OpenSSL is even more horrifying than I thought it was

Posted on April 13, 2014

Someone recently called my attention to these two posts:

Firstly, OpenSSL shouldn’t be trying to work around broken mallocs. (Since OpenSSL already allows you to supply your own malloc implementation, that’s how users should work around a broken malloc, if they really feel a need to, rather than having a LIFO freelist hardcoded in libssl.) This is one of the two major problems with OpenSSL, in my opinion: it supports way too many esoteric and obsolete systems, and supports them in a way that complicates the code (and thus increases the surface area for bugs) for modern, mainstream operating systems.

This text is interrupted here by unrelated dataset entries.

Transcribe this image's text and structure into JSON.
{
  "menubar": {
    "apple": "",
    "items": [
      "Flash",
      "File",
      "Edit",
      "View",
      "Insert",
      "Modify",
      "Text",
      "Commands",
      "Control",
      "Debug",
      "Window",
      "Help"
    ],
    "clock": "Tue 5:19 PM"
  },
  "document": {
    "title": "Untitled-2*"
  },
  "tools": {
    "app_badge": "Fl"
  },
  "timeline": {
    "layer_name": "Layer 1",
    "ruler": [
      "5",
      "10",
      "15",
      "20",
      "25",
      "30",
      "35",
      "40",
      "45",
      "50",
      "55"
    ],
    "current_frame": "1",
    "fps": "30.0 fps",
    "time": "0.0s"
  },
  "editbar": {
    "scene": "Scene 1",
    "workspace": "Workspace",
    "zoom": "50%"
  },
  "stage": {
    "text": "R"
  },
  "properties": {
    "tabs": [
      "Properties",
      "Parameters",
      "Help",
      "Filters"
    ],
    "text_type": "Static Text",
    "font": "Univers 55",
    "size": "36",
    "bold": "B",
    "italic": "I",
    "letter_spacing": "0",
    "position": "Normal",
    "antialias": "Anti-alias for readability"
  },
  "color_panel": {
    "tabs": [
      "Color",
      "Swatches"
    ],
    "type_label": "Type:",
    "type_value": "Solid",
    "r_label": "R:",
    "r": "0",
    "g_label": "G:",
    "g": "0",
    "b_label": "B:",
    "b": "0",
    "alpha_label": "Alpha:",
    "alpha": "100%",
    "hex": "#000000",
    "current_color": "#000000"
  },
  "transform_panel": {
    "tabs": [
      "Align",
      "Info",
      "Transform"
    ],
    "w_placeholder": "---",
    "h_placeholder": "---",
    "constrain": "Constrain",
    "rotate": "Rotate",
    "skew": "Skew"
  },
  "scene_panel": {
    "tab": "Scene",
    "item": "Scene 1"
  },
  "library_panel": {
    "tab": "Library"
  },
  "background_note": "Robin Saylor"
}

Secondly, at the bottom of the second post, it mentions this bug has been reported multiple times (and the fix is only one or two lines), but the bug reports just languish in the bug tracker without being triaged. And there is the second problem with OpenSSL: lack of process. A good open-source project has processes in place for ensuring that bugs get triaged, patches get evaluated, and so forth. OpenSSL’s response to this is usually, “Hey, it’s free, so you can’t complain.” Of course that’s true, but when taken to the extreme, it’s not a useful position. An open-source project presupposes a certain amount of openness and cooperation. Sure, if someone says, “Hey, I want you to implement XYZ new feature for me for free” or “Ugh, your library is horribly buggy” without any specifics, then that’s not constructive. But if someone (or more than one someone) says, “Hey, you have an actual bug that causes incorrect behavior, and here’s the two-line fix for it,” then that’s someone who’s trying to help you. You’re doing yourself and your users a disservice by not triaging bug reports. Why should anyone want to contribute, if they see that others’ contributions haven’t even been looked at by a human? No, OpenSSL, you don’t have to do all the work yourselves, but you do have to do the work of letting the community help you. Engaging with the community is just part of how open source works, and if you’re not doing that, you don’t have a healthy project.